Sorry. It doesn’t work that way. For one thing, it begs the question as regards “good.” And the almighty, eternal, etc. are deductions from the existence theorem, not assumptions used to demonstrate it.
Where do you get that? Besides, you were the one saying that not everything needs to have a cause. Now you’re kvetching because Thomas beat you to it?
Its’s a contradiction of what he said. It implies there are things the Prime Mover did not bring about. So said Prime Mover isn’t the Prime Source of everything. He is admitting some things came about without help from Prime Mover or already existed for all Eternity. So what was Creation supposed to be?
it’s a reductio[n], not an extrapolation.

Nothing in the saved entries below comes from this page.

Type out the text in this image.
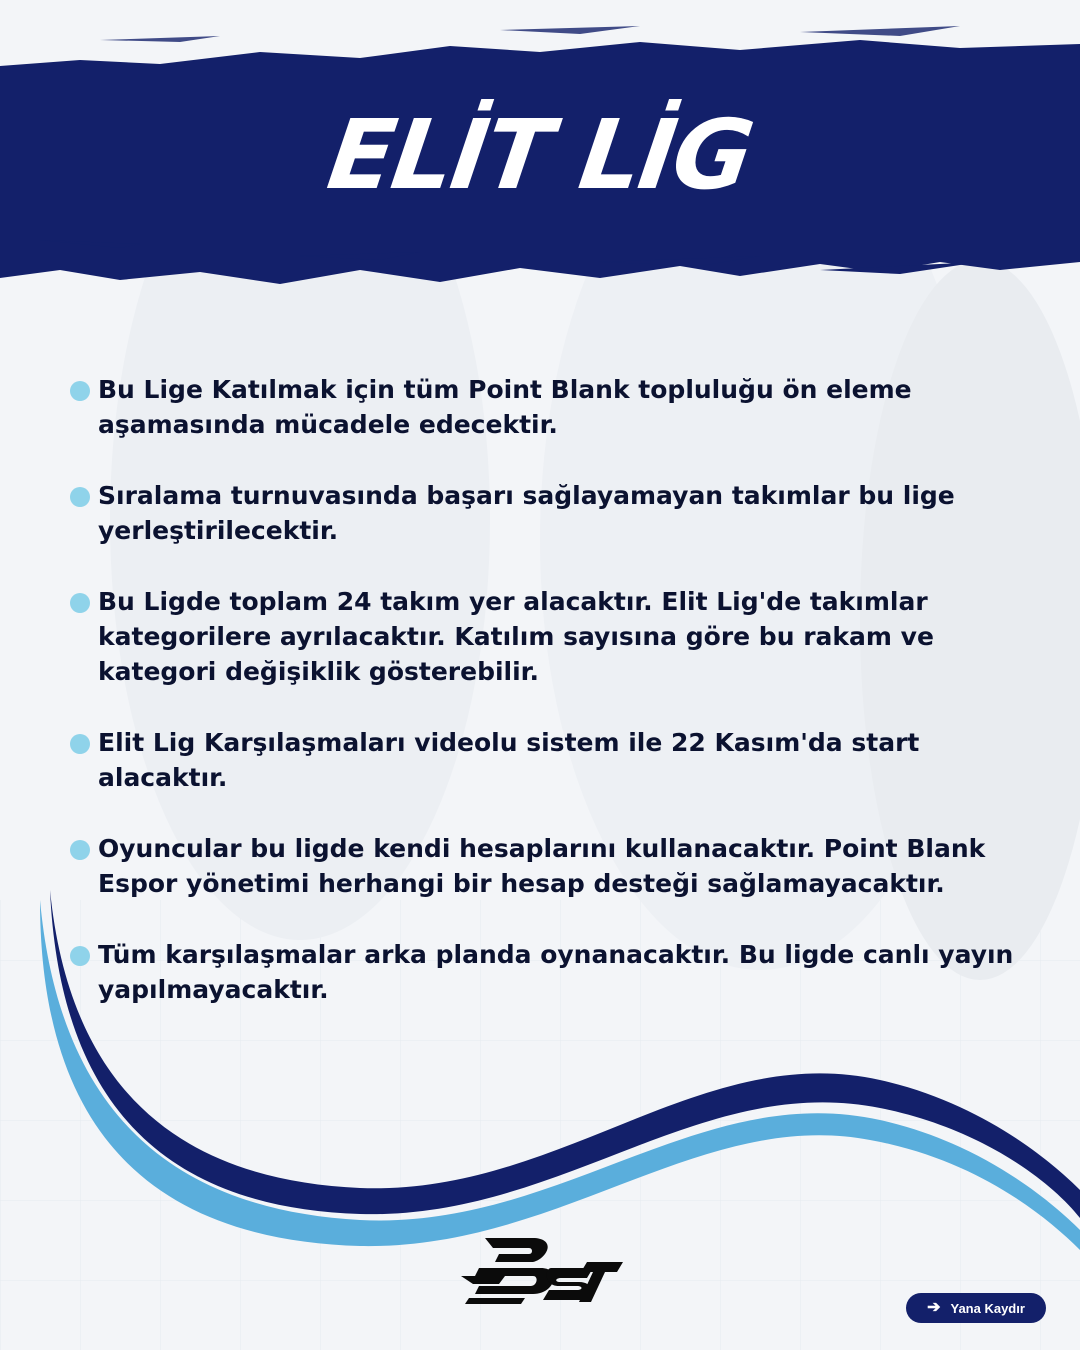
ELİT LİG
Bu Lige Katılmak için tüm Point Blank topluluğu ön eleme aşamasında mücadele edecektir.
Sıralama turnuvasında başarı sağlayamayan takımlar bu lige yerleştirilecektir.
Bu Ligde toplam 24 takım yer alacaktır. Elit Lig'de takımlar kategorilere ayrılacaktır. Katılım sayısına göre bu rakam ve kategori değişiklik gösterebilir.
Elit Lig Karşılaşmaları videolu sistem ile 22 Kasım'da start alacaktır.
Oyuncular bu ligde kendi hesaplarını kullanacaktır. Point Blank Espor yönetimi herhangi bir hesap desteği sağlamayacaktır.
Tüm karşılaşmalar arka planda oynanacaktır. Bu ligde canlı yayın yapılmayacaktır.
➔ Yana Kaydır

A rose by any other name ….
YOS It is a free world. You are allowed to imagine any God you like, as God is a human construct. We’ll learn later in this series that Aquinas’ construct of a perfect good God impossibly can be identical to the God of the scriptures.
Its’s a contradiction of what he said. It implies there are things the Prime Mover did not bring about.
Everything that is in motion [i.e., is changing]
He is admitting some things came about without help from Prime Mover
??? No, it is precisely that which is changing that logically entails something unchanging as its source. It is the “coming about” that requires is.
or already existed for all Eternity. So what was Creation supposed to be?
Evidently, you believe that creation is some sort of initial point or t=0. But Aquinas assumed sec. arg. that the universe is in fact eternal, so I don’t see why this is a problem. (cf. http://dhspriory.org/thomas/DeEternitateMundi.htm)
it’s a reductio[n], not an extrapolation.
A rose by any other name ….
…is still not a daisy.
Evidently, you believe that creation is some sort of initial point or t=0. But Aquinas assumed sec. arg. that the universe is in fact eternal
So then the Creation from No Thing to Many Things post some time ago (prehack I think and I don’t remember its title) had nothing to do with Aquinas? Seems to be a lot of back-stepping going on.